I was cutting a square about 4" on a side 6061-T6 aluminum. 5/8 three flute, in my KMB-1. Depth of cut .060 ~ I finally raised the rpm and it settled down. Just wondering what the cause is. I need some bearings in the head; but I don't know if the precision spindle bearings are the problem.. The mild noise may be from other bearings.
I doubt that it's anything spindle related, since spindle related chatter would probably affect both axes equally. We just had a similar thing (bad finish in Y, but fine in X), happen in one of our Fadals. We have a service (Ex-Fadal techs), come out periodically to do maintenance on the machines. I believe it was a gibbs adjustment issue in our case.
======================== This *MAY* not be a cnc/spindle bearing problem at all. All mechanical systems have resonance points, and modes, that is frequencies and directions. As you change jobs and fixtures your resonance frequencies and modes will change.
The manufacturers go to great lengths to eliminate resonances in the normal operating ranges, but with time and wear...
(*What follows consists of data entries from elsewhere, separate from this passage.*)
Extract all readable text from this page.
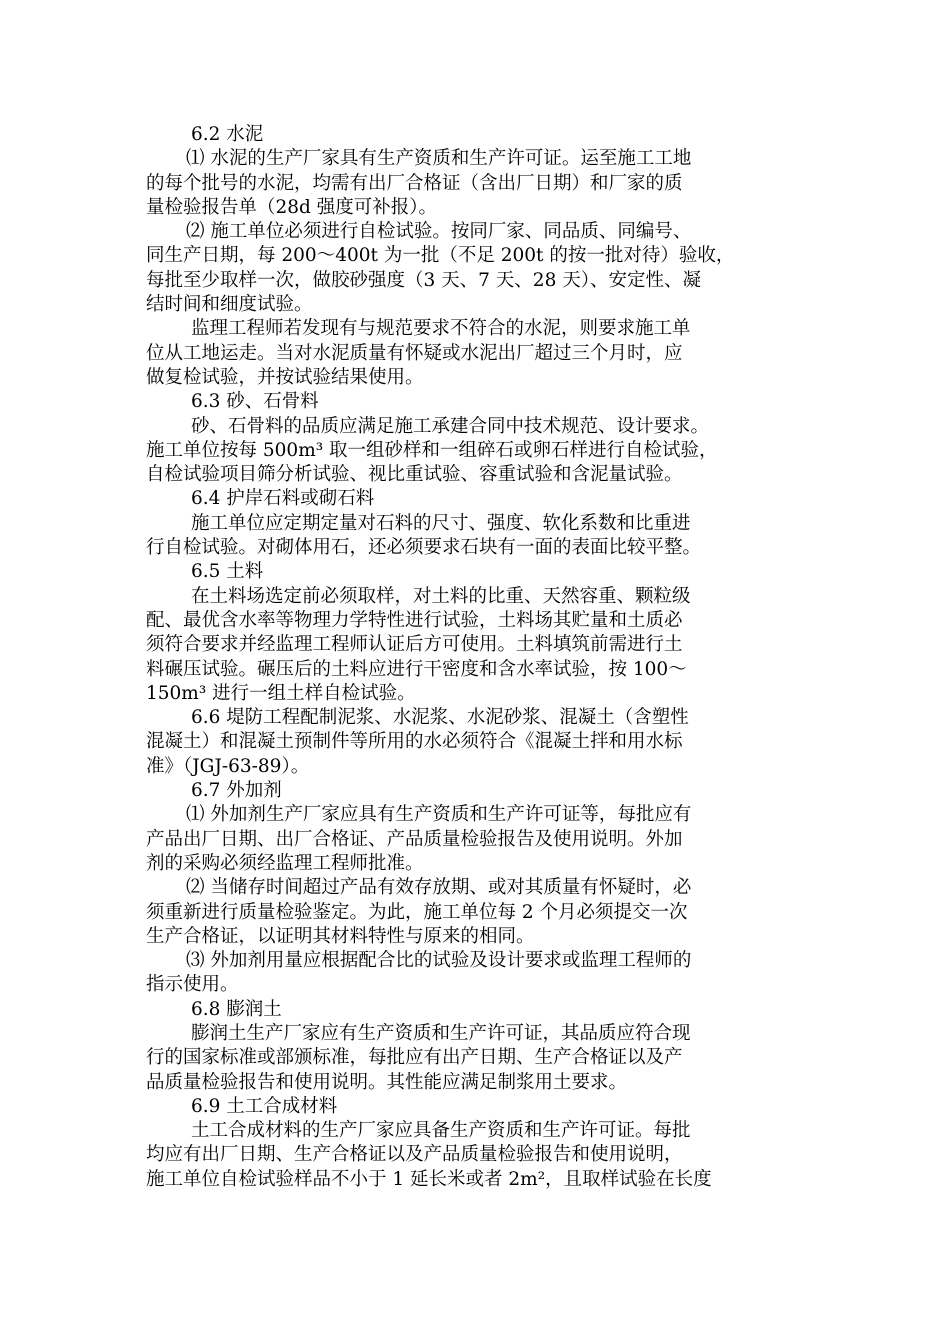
6.2 水泥
⑴ 水泥的生产厂家具有生产资质和生产许可证。运至施工工地
的每个批号的水泥，均需有出厂合格证（含出厂日期）和厂家的质
量检验报告单（28d 强度可补报）。
⑵ 施工单位必须进行自检试验。按同厂家、同品质、同编号、
同生产日期，每 200～400t 为一批（不足 200t 的按一批对待）验收，
每批至少取样一次，做胶砂强度（3 天、7 天、28 天）、安定性、凝
结时间和细度试验。
监理工程师若发现有与规范要求不符合的水泥，则要求施工单
位从工地运走。当对水泥质量有怀疑或水泥出厂超过三个月时，应
做复检试验，并按试验结果使用。
6.3 砂、石骨料
砂、石骨料的品质应满足施工承建合同中技术规范、设计要求。
施工单位按每 500m³ 取一组砂样和一组碎石或卵石样进行自检试验，
自检试验项目筛分析试验、视比重试验、容重试验和含泥量试验。
6.4 护岸石料或砌石料
施工单位应定期定量对石料的尺寸、强度、软化系数和比重进
行自检试验。对砌体用石，还必须要求石块有一面的表面比较平整。
6.5 土料
在土料场选定前必须取样，对土料的比重、天然容重、颗粒级
配、最优含水率等物理力学特性进行试验，土料场其贮量和土质必
须符合要求并经监理工程师认证后方可使用。土料填筑前需进行土
料碾压试验。碾压后的土料应进行干密度和含水率试验，按 100～
150m³ 进行一组土样自检试验。
6.6 堤防工程配制泥浆、水泥浆、水泥砂浆、混凝土（含塑性
混凝土）和混凝土预制件等所用的水必须符合《混凝土拌和用水标
准》（JGJ-63-89）。
6.7 外加剂
⑴ 外加剂生产厂家应具有生产资质和生产许可证等，每批应有
产品出厂日期、出厂合格证、产品质量检验报告及使用说明。外加
剂的采购必须经监理工程师批准。
⑵ 当储存时间超过产品有效存放期、或对其质量有怀疑时，必
须重新进行质量检验鉴定。为此，施工单位每 2 个月必须提交一次
生产合格证，以证明其材料特性与原来的相同。
⑶ 外加剂用量应根据配合比的试验及设计要求或监理工程师的
指示使用。
6.8 膨润土
膨润土生产厂家应有生产资质和生产许可证，其品质应符合现
行的国家标准或部颁标准，每批应有出产日期、生产合格证以及产
品质量检验报告和使用说明。其性能应满足制浆用土要求。
6.9 土工合成材料
土工合成材料的生产厂家应具备生产资质和生产许可证。每批
均应有出厂日期、生产合格证以及产品质量检验报告和使用说明，
施工单位自检试验样品不小于 1 延长米或者 2m²，且取样试验在长度
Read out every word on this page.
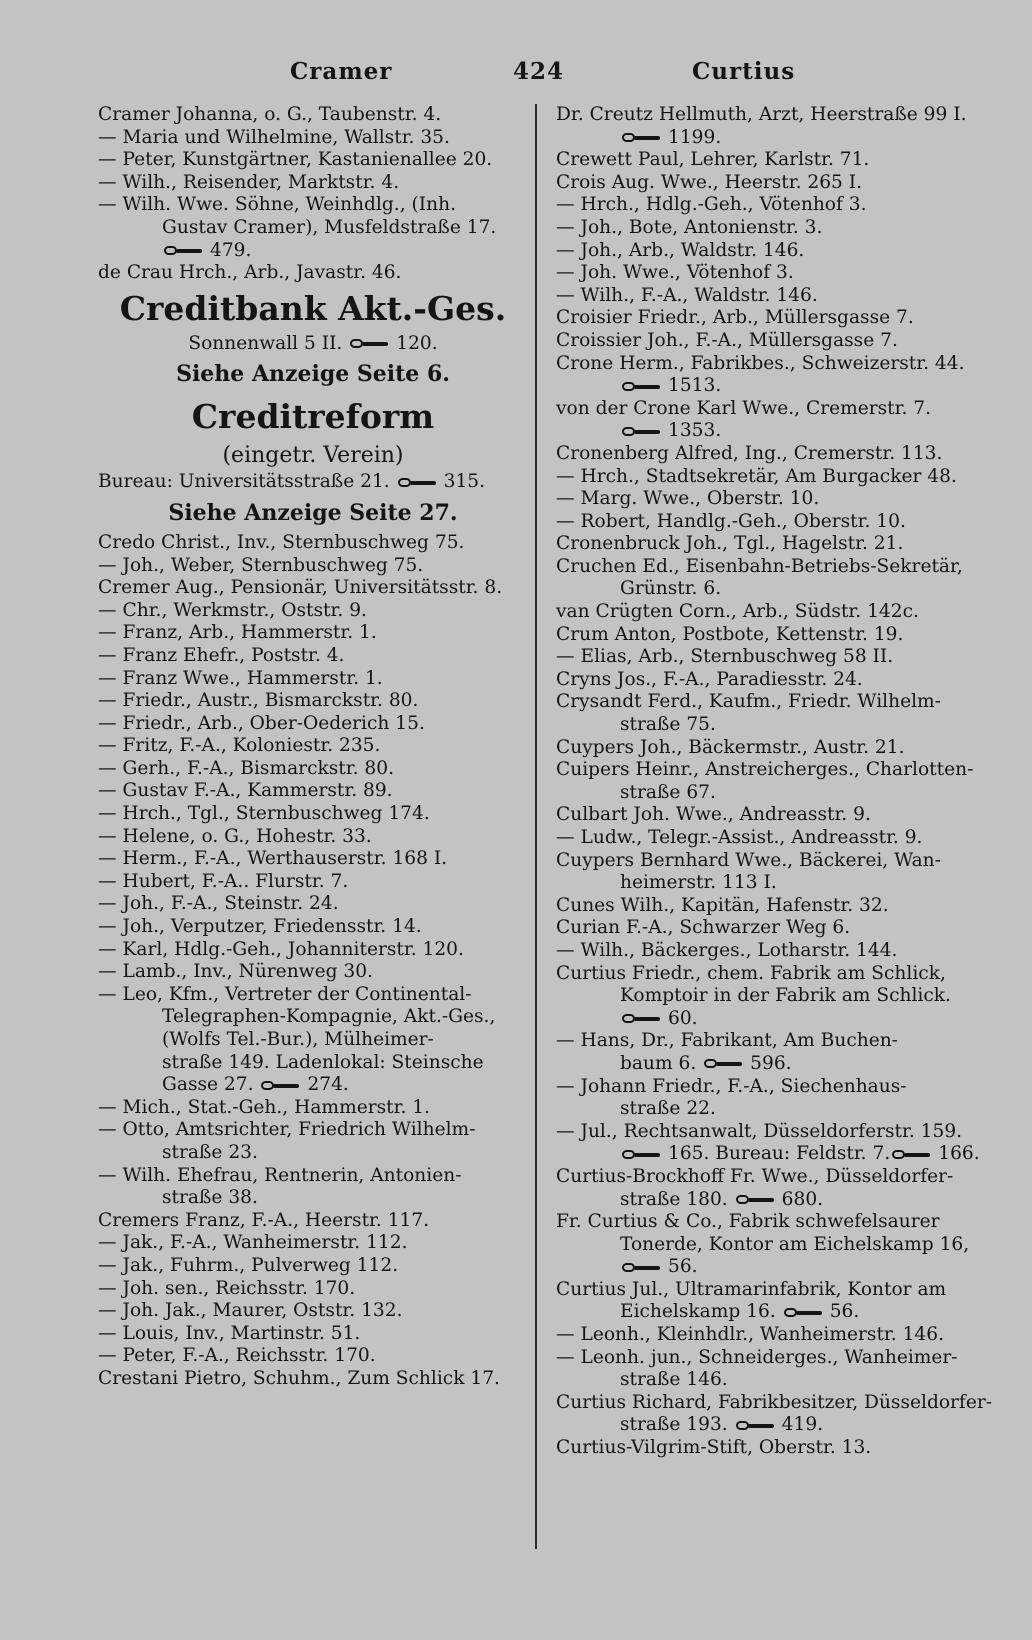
Cramer	424	Curtius
Cramer Johanna, o. G., Taubenstr. 4.
— Maria und Wilhelmine, Wallstr. 35.
— Peter, Kunstgärtner, Kastanienallee 20.
— Wilh., Reisender, Marktstr. 4.
— Wilh. Wwe. Söhne, Weinhdlg., (Inh.
Gustav Cramer), Musfeldstraße 17.
479.
de Crau Hrch., Arb., Javastr. 46.
Creditbank Akt.-Ges.
Sonnenwall 5 II.	120.
Siehe Anzeige Seite 6.
Creditreform
(eingetr. Verein)
Bureau: Universitätsstraße 21.	315.
Siehe Anzeige Seite 27.
Credo Christ., Inv., Sternbuschweg 75.
— Joh., Weber, Sternbuschweg 75.
Cremer Aug., Pensionär, Universitätsstr. 8.
— Chr., Werkmstr., Oststr. 9.
— Franz, Arb., Hammerstr. 1.
— Franz Ehefr., Poststr. 4.
— Franz Wwe., Hammerstr. 1.
— Friedr., Austr., Bismarckstr. 80.
— Friedr., Arb., Ober-Oederich 15.
— Fritz, F.-A., Koloniestr. 235.
— Gerh., F.-A., Bismarckstr. 80.
— Gustav F.-A., Kammerstr. 89.
— Hrch., Tgl., Sternbuschweg 174.
— Helene, o. G., Hohestr. 33.
— Herm., F.-A., Werthauserstr. 168 I.
— Hubert, F.-A.. Flurstr. 7.
— Joh., F.-A., Steinstr. 24.
— Joh., Verputzer, Friedensstr. 14.
— Karl, Hdlg.-Geh., Johanniterstr. 120.
— Lamb., Inv., Nürenweg 30.
— Leo, Kfm., Vertreter der Continental-
Telegraphen-Kompagnie, Akt.-Ges.,
(Wolfs Tel.-Bur.), Mülheimer-
straße 149. Ladenlokal: Steinsche
Gasse 27.	274.
— Mich., Stat.-Geh., Hammerstr. 1.
— Otto, Amtsrichter, Friedrich Wilhelm-
straße 23.
— Wilh. Ehefrau, Rentnerin, Antonien-
straße 38.
Cremers Franz, F.-A., Heerstr. 117.
— Jak., F.-A., Wanheimerstr. 112.
— Jak., Fuhrm., Pulverweg 112.
— Joh. sen., Reichsstr. 170.
— Joh. Jak., Maurer, Oststr. 132.
— Louis, Inv., Martinstr. 51.
— Peter, F.-A., Reichsstr. 170.
Crestani Pietro, Schuhm., Zum Schlick 17.
Dr. Creutz Hellmuth, Arzt, Heerstraße 99 I.
1199.
Crewett Paul, Lehrer, Karlstr. 71.
Crois Aug. Wwe., Heerstr. 265 I.
— Hrch., Hdlg.-Geh., Vötenhof 3.
— Joh., Bote, Antonienstr. 3.
— Joh., Arb., Waldstr. 146.
— Joh. Wwe., Vötenhof 3.
— Wilh., F.-A., Waldstr. 146.
Croisier Friedr., Arb., Müllersgasse 7.
Croissier Joh., F.-A., Müllersgasse 7.
Crone Herm., Fabrikbes., Schweizerstr. 44.
1513.
von der Crone Karl Wwe., Cremerstr. 7.
1353.
Cronenberg Alfred, Ing., Cremerstr. 113.
— Hrch., Stadtsekretär, Am Burgacker 48.
— Marg. Wwe., Oberstr. 10.
— Robert, Handlg.-Geh., Oberstr. 10.
Cronenbruck Joh., Tgl., Hagelstr. 21.
Cruchen Ed., Eisenbahn-Betriebs-Sekretär,
Grünstr. 6.
van Crügten Corn., Arb., Südstr. 142c.
Crum Anton, Postbote, Kettenstr. 19.
— Elias, Arb., Sternbuschweg 58 II.
Cryns Jos., F.-A., Paradiesstr. 24.
Crysandt Ferd., Kaufm., Friedr. Wilhelm-
straße 75.
Cuypers Joh., Bäckermstr., Austr. 21.
Cuipers Heinr., Anstreicherges., Charlotten-
straße 67.
Culbart Joh. Wwe., Andreasstr. 9.
— Ludw., Telegr.-Assist., Andreasstr. 9.
Cuypers Bernhard Wwe., Bäckerei, Wan-
heimerstr. 113 I.
Cunes Wilh., Kapitän, Hafenstr. 32.
Curian F.-A., Schwarzer Weg 6.
— Wilh., Bäckerges., Lotharstr. 144.
Curtius Friedr., chem. Fabrik am Schlick,
Komptoir in der Fabrik am Schlick.
60.
— Hans, Dr., Fabrikant, Am Buchen-
baum 6.	596.
— Johann Friedr., F.-A., Siechenhaus-
straße 22.
— Jul., Rechtsanwalt, Düsseldorferstr. 159.
165. Bureau: Feldstr. 7.	166.
Curtius-Brockhoff Fr. Wwe., Düsseldorfer-
straße 180.	680.
Fr. Curtius & Co., Fabrik schwefelsaurer
Tonerde, Kontor am Eichelskamp 16,
56.
Curtius Jul., Ultramarinfabrik, Kontor am
Eichelskamp 16.	56.
— Leonh., Kleinhdlr., Wanheimerstr. 146.
— Leonh. jun., Schneiderges., Wanheimer-
straße 146.
Curtius Richard, Fabrikbesitzer, Düsseldorfer-
straße 193.	419.
Curtius-Vilgrim-Stift, Oberstr. 13.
Try bolting a heavy piece of steel to a corner of your table to see if what (if anything) changes. If you have lighter and heavier tool holders to fit the end mill try changing these.
If the chatter frequency / mode-axis changes, you may have another problem.
Cheap and easy to check before starting to replace parts [one after another]
I like BottleBob's suggestion to check the gib adjustments. How hard are these to get to / adjust on your machine? Any special tools required? When was the last time these were adjusted?
Unka George (George McDuffee)
...and at the end of the fight is a tombstone white with the name of the late deceased, and the epitaph drear: ?A Fool lies here, who tried to hustle the East.?
Rudyard Kipling The Naulahka, ch. 5, heading (1892).
Stan, Dittos on the gibb adjustment. I had a similar problem on a bridgeport not long ago. Lousy finish in one axis. It took a little playing around with the adjustment to get the finish back to normal. I took a test cut after each adjusment to see what it looked like and was amased at the variety of finishes you can get when the gibb is off adjustment. Everything from herring bone to diamond. Good luck Duffy
All good suggestions- checking the machine tools state of adjustment. Is this chatter consistent with other jobs or just this one. Is the fixturing possibly holding the piece less rigidly in the X-axis direction than the Y? Less than perfect workholding has made some perfectly good machining cuts sound like hell. I like to feel around to troubleshoot if possible. See if the vibration is coming through the spindle or through the part.
B'Bob.. I respect your reply.. I did had the "X" axis apart and the table off the machine. This was the ballscrew repair axis. The screw sounds Sooo good. Maybe I need to snug up the gib a bit more.
Duh.. Would "X" axis chatter be rattling the "Y" axis? Or....> ~ ~
It seems reasonable that only one axis chatter would not indicate spindle difficulties.
Duffy.. Very good information. I will keep it on the tip of my mind while making adjustments. *Grin
McDuffee.. Your response gives something to consider, for sure. ty..
D Murphy.. Didn't think backlash.. I placed new "marbles" in the ballscrew and replaced the thrust bearings (Duplex pair) "Can you stand it?" a 750 pound preload. *Sheesh! I calculated the helix angle of the .812 - 32 threaded bearing nut; and figured the ft/lbs torque needed then pulled about
150% of that. The extra was for overcoming friction... etc. I do need to check for backlash though. Good thought. *S
John R. Carroll.. Please read D Murphy Thanks! For the reply.
Steve... Yeah... *Smile
Dale... Thought about the vise... It was a short job. Done. Next time I'll add two more bolts the vise to see the effect.
I appreciate all for your times and considerate comments.